Random.org has been around since 1998, offering an online, "true" random number generator whose source of entropy is atmospheric noise picked up by radio receivers. You can read more information about it from their FAQ. What's cool, is Random.org publishes performance statistics available on a daily basis.

I compared Linux's /dev/urandom to Random.org. My sample set met the following requirements:

1. 16 character length
2. 10,000 tokens
3. Alphanumeric
4. Repeats allowed

To generate 10,000 tokens using /dev/urandom, I issued the following command:

$ cat /dev/urandom | tr -cd [:alnum:] | fold -w 16 | head -10000

I ran the sample sets from /dev/urandom and Random.org through Burp Sequencer and concluded the following:

The overall quality of randomness in /dev/urandom is considered to be poor, with a significance level of 1% and the amount of effective entropy to be 29 bits.
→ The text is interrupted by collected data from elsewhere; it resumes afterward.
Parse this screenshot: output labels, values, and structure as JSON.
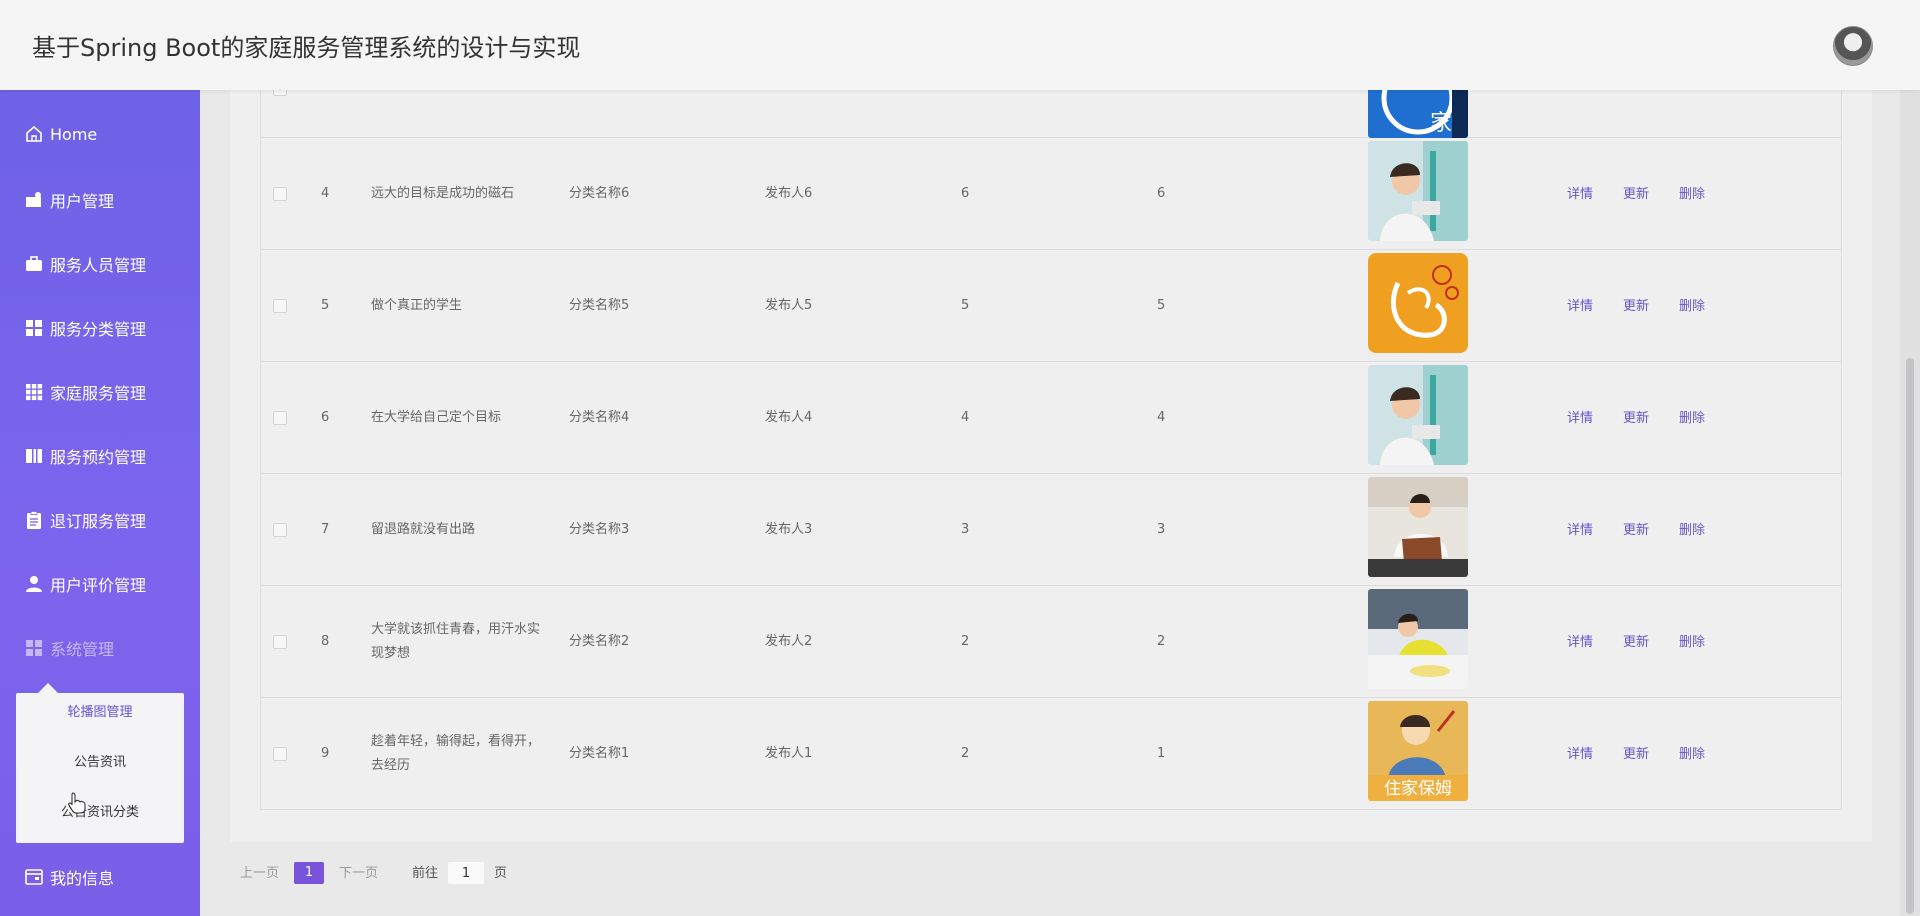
{
  "header": {
    "title": "基于Spring Boot的家庭服务管理系统的设计与实现",
    "avatar_icon": "avatar-icon"
  },
  "sidebar": {
    "items": [
      {
        "label": "Home",
        "icon": "home-icon"
      },
      {
        "label": "用户管理",
        "icon": "user-manage-icon"
      },
      {
        "label": "服务人员管理",
        "icon": "briefcase-icon"
      },
      {
        "label": "服务分类管理",
        "icon": "grid-icon"
      },
      {
        "label": "家庭服务管理",
        "icon": "grid9-icon"
      },
      {
        "label": "服务预约管理",
        "icon": "book-icon"
      },
      {
        "label": "退订服务管理",
        "icon": "clipboard-icon"
      },
      {
        "label": "用户评价管理",
        "icon": "person-icon"
      },
      {
        "label": "系统管理",
        "icon": "grid-icon"
      },
      {
        "label": "我的信息",
        "icon": "card-icon"
      }
    ],
    "submenu": [
      {
        "label": "轮播图管理"
      },
      {
        "label": "公告资讯"
      },
      {
        "label": "公告资讯分类"
      }
    ]
  },
  "table": {
    "rows": [
      {
        "index": "4",
        "title": "远大的目标是成功的磁石",
        "category": "分类名称6",
        "publisher": "发布人6",
        "col5": "6",
        "col6": "6",
        "image": "worker-cleaning-window"
      },
      {
        "index": "5",
        "title": "做个真正的学生",
        "category": "分类名称5",
        "publisher": "发布人5",
        "col5": "5",
        "col6": "5",
        "image": "housekeeping-logo"
      },
      {
        "index": "6",
        "title": "在大学给自己定个目标",
        "category": "分类名称4",
        "publisher": "发布人4",
        "col5": "4",
        "col6": "4",
        "image": "worker-cleaning-window"
      },
      {
        "index": "7",
        "title": "留退路就没有出路",
        "category": "分类名称3",
        "publisher": "发布人3",
        "col5": "3",
        "col6": "3",
        "image": "worker-ironing"
      },
      {
        "index": "8",
        "title": "大学就该抓住青春，用汗水实现梦想",
        "category": "分类名称2",
        "publisher": "发布人2",
        "col5": "2",
        "col6": "2",
        "image": "worker-wiping-table"
      },
      {
        "index": "9",
        "title": "趁着年轻，输得起，看得开，去经历",
        "category": "分类名称1",
        "publisher": "发布人1",
        "col5": "2",
        "col6": "1",
        "image": "nanny-cartoon"
      }
    ],
    "actions": {
      "detail": "详情",
      "update": "更新",
      "delete": "删除"
    },
    "nanny_badge_text": "住家保姆",
    "logo_text": "家政"
  },
  "pagination": {
    "prev": "上一页",
    "current": "1",
    "next": "下一页",
    "goto_label": "前往",
    "goto_value": "1",
    "page_unit": "页"
  },
  "colors": {
    "sidebar": "#7563ea",
    "accent": "#7a52dc",
    "action": "#6a55c9"
  }
}
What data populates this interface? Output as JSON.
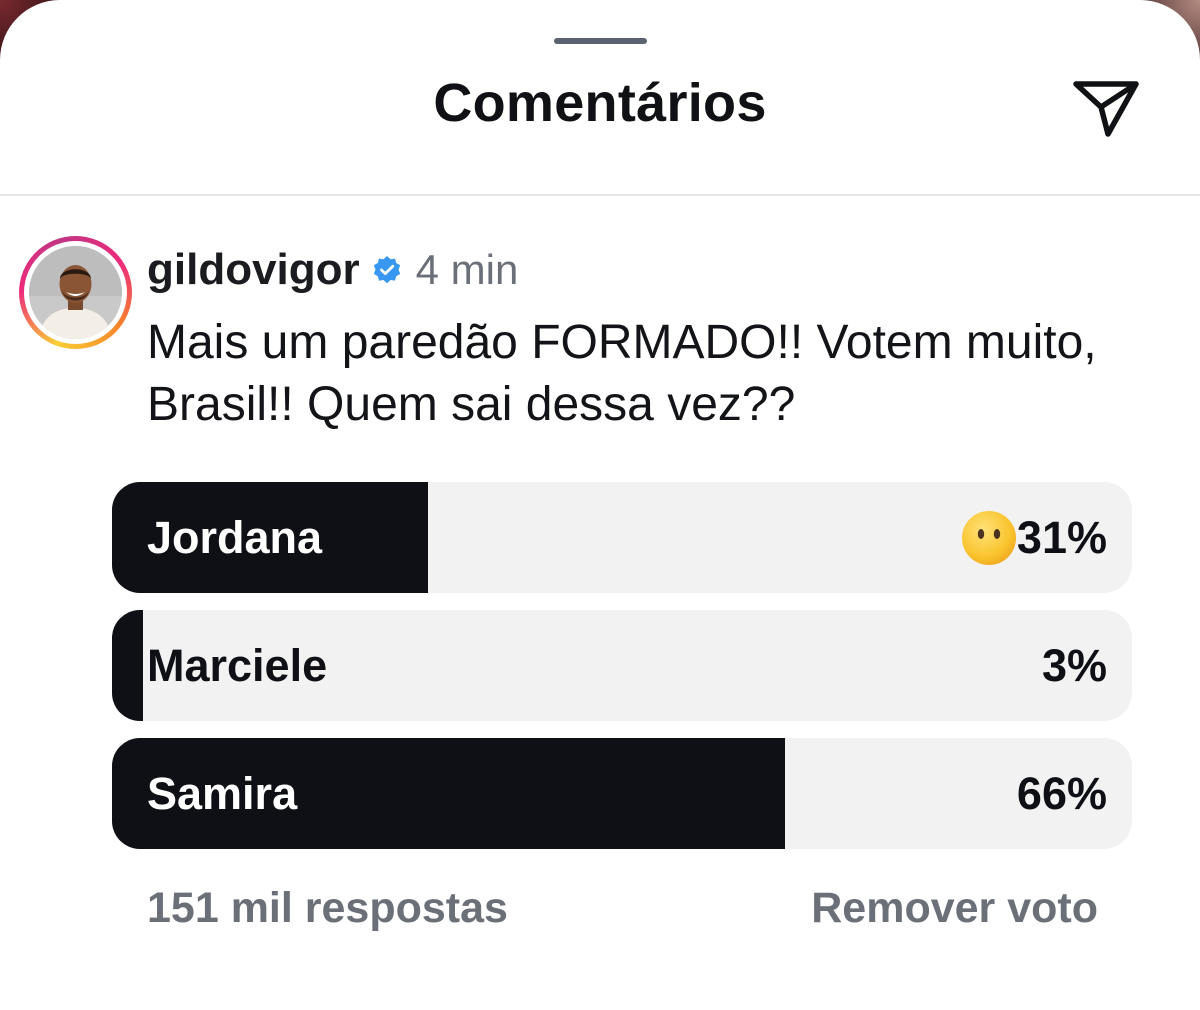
{
  "header": {
    "title": "Comentários",
    "share_icon": "send-paper-plane-icon"
  },
  "comment": {
    "username": "gildovigor",
    "verified": true,
    "time": "4 min",
    "text": "Mais um paredão FORMADO!! Votem muito, Brasil!! Quem sai dessa vez??"
  },
  "poll": {
    "options": [
      {
        "label": "Jordana",
        "percent_text": "31%",
        "percent": 31,
        "selected": true,
        "emoji": "face-without-mouth"
      },
      {
        "label": "Marciele",
        "percent_text": "3%",
        "percent": 3,
        "selected": false
      },
      {
        "label": "Samira",
        "percent_text": "66%",
        "percent": 66,
        "selected": false
      }
    ],
    "responses": "151 mil respostas",
    "remove_vote": "Remover voto"
  },
  "colors": {
    "bar_fill": "#0e1015",
    "bar_track": "#f2f2f3",
    "verified_blue": "#3897f0",
    "muted_text": "#6b7078"
  }
}
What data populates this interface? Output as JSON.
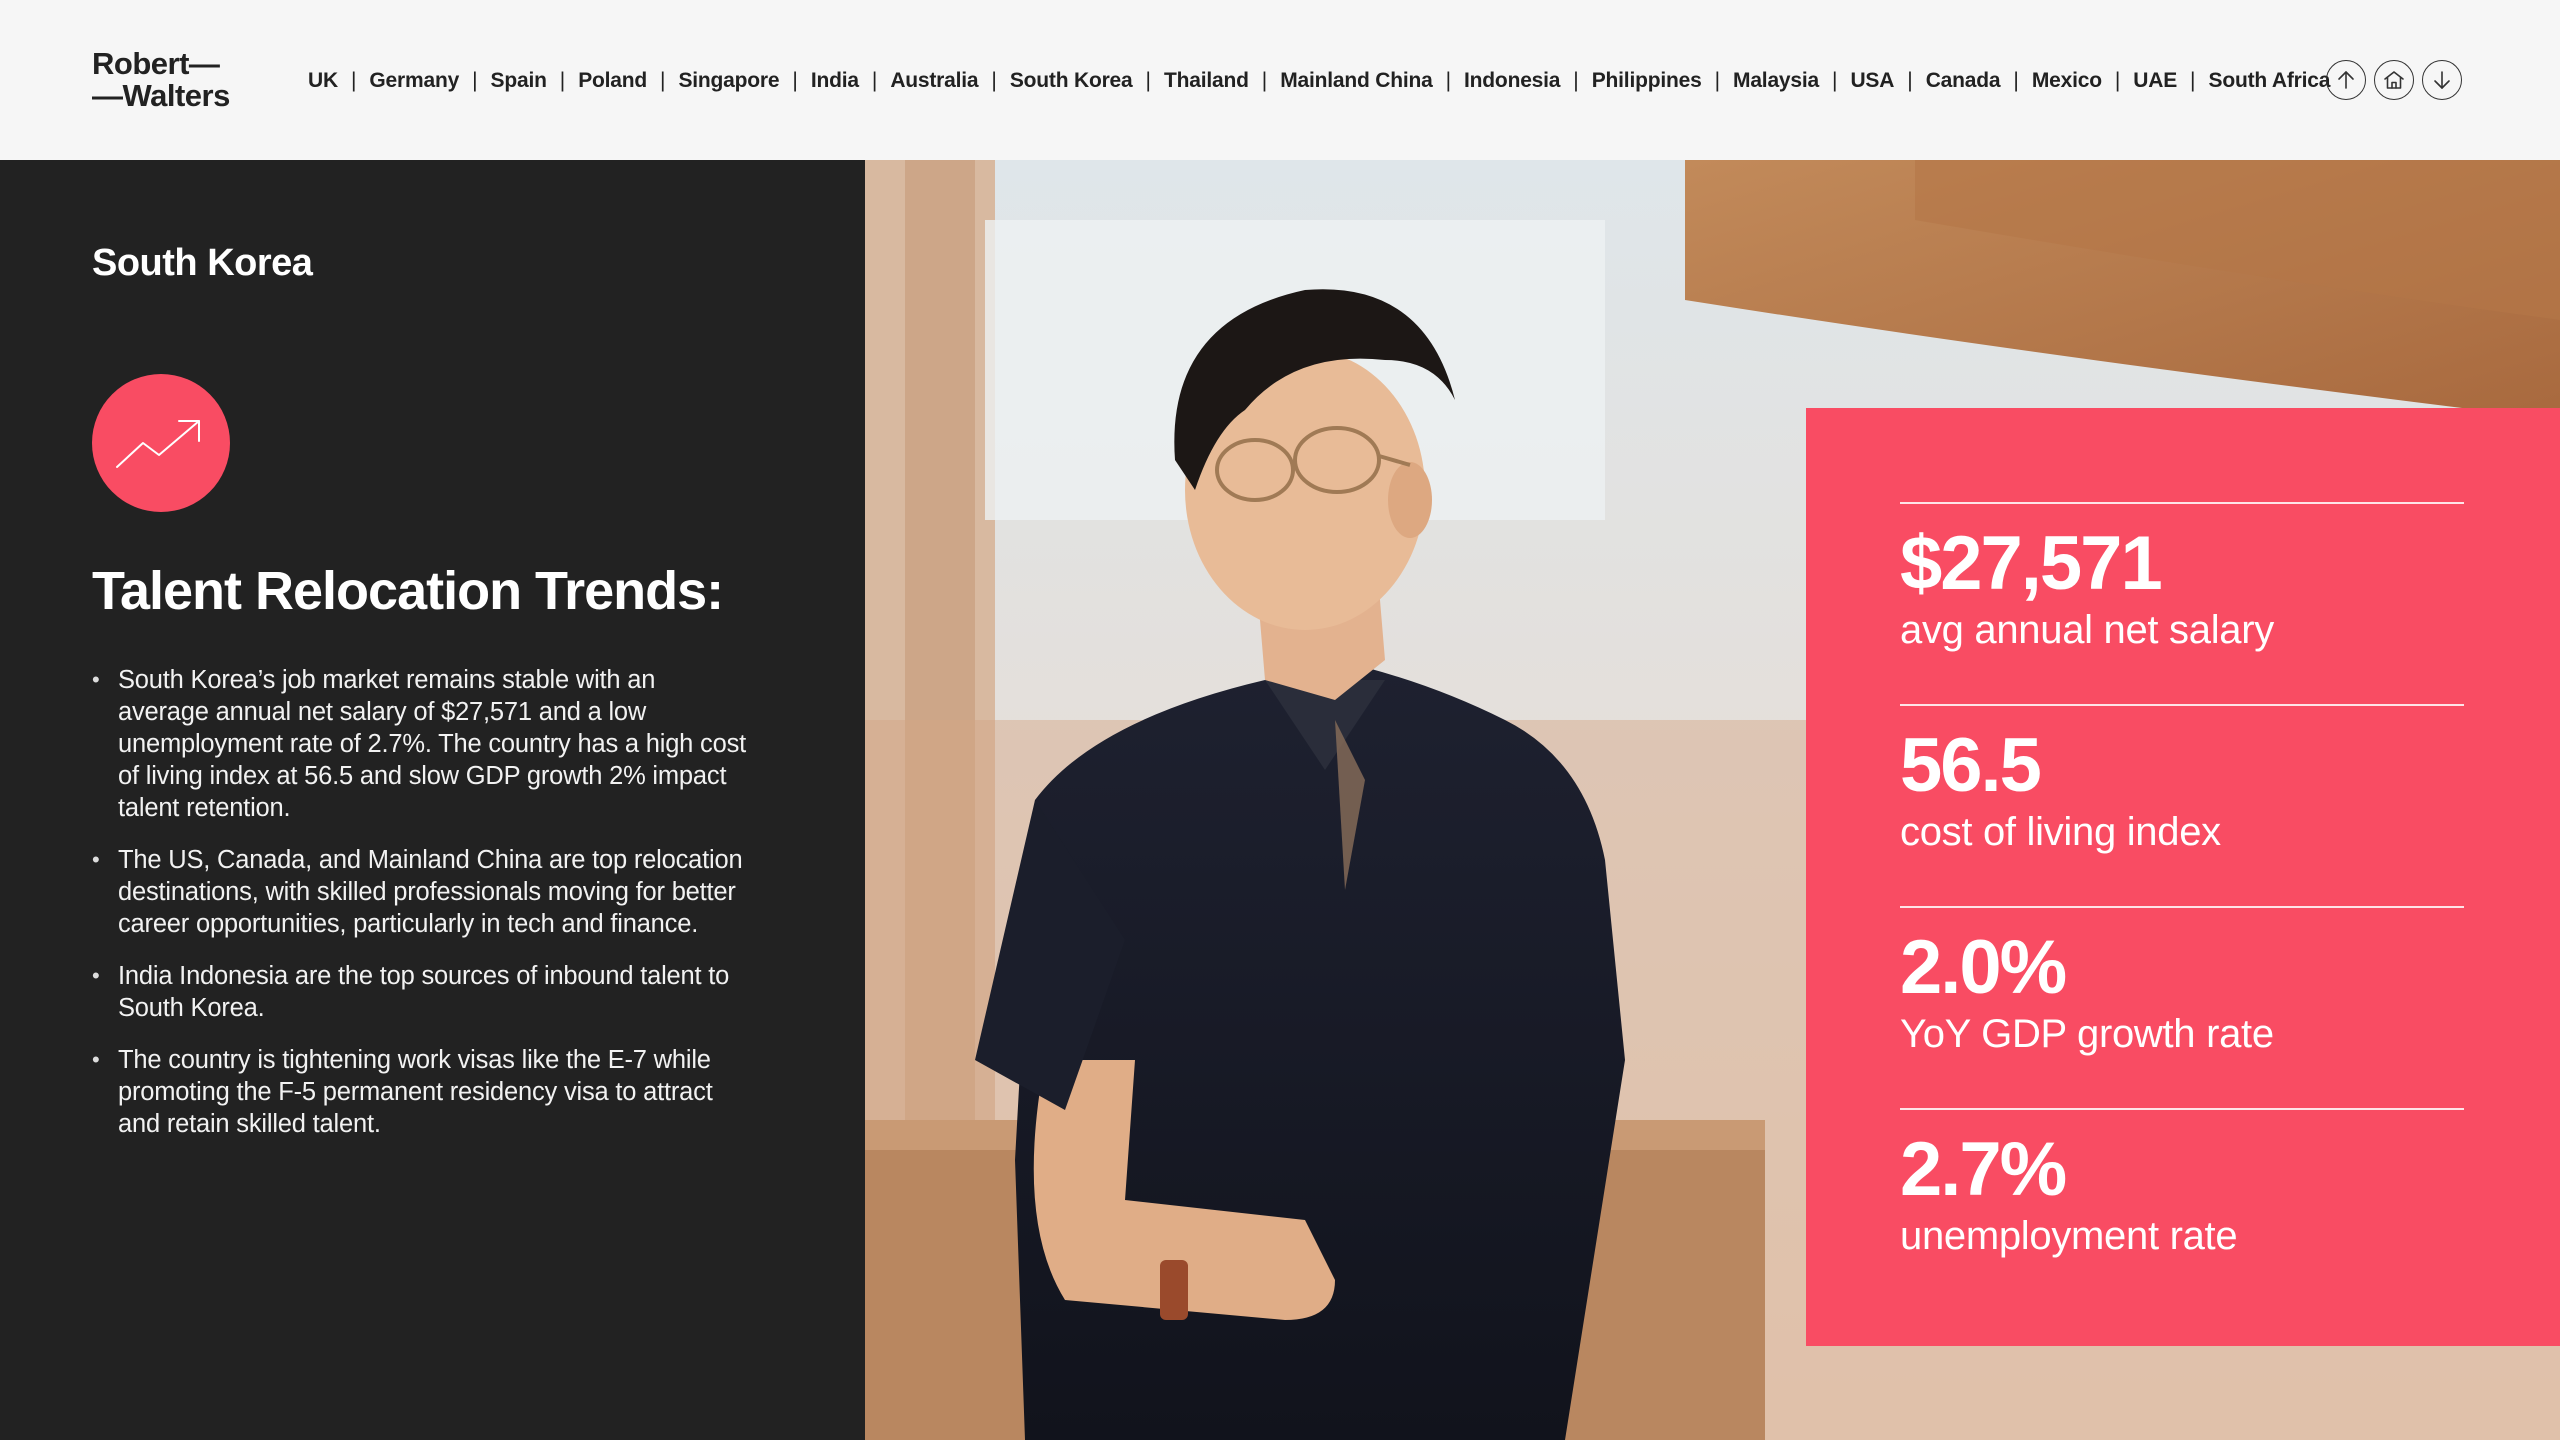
{
  "brand": {
    "line1": "Robert—",
    "line2": "—Walters"
  },
  "nav": {
    "items": [
      "UK",
      "Germany",
      "Spain",
      "Poland",
      "Singapore",
      "India",
      "Australia",
      "South Korea",
      "Thailand",
      "Mainland China",
      "Indonesia",
      "Philippines",
      "Malaysia",
      "USA",
      "Canada",
      "Mexico",
      "UAE",
      "South Africa"
    ],
    "separator": "|"
  },
  "nav_icons": [
    "arrow-up-icon",
    "home-icon",
    "arrow-down-icon"
  ],
  "country": "South Korea",
  "trend_icon": "trending-up-icon",
  "section_title": "Talent Relocation Trends:",
  "bullets": [
    "South Korea’s job market remains stable with an average annual net salary of $27,571 and a low unemployment rate of 2.7%. The country has a high cost of living index at 56.5 and slow GDP growth 2% impact talent retention.",
    "The US, Canada, and Mainland China are top relocation destinations, with skilled professionals moving for better career opportunities, particularly in tech and finance.",
    "India Indonesia are the top sources of inbound talent to South Korea.",
    "The country is tightening work visas like the E-7 while promoting the F-5 permanent residency visa to attract and retain skilled talent."
  ],
  "stats": [
    {
      "value": "$27,571",
      "label": "avg annual net salary"
    },
    {
      "value": "56.5",
      "label": "cost of living index"
    },
    {
      "value": "2.0%",
      "label": "YoY GDP growth rate"
    },
    {
      "value": "2.7%",
      "label": "unemployment rate"
    }
  ],
  "colors": {
    "accent": "#f94c63",
    "dark_panel": "#222222",
    "header_bg": "#f6f6f6"
  }
}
Random.org fared worse, with an amount of effective entropy to be only 25 bits.

I've made my sample data sets available online for anyone to download, from /dev/urandom and random.org results.

Some other random number generators that I encourge you analyze on your own using Burp Sequencer include QRBGS (a quantum-RNG), LavaRnd (a RNG that uses lava lamps for entropy), and HotBits (uses radioactive decay as a source of randomness).

Posted by Marcin on Friday, December 21, 2007 in Security.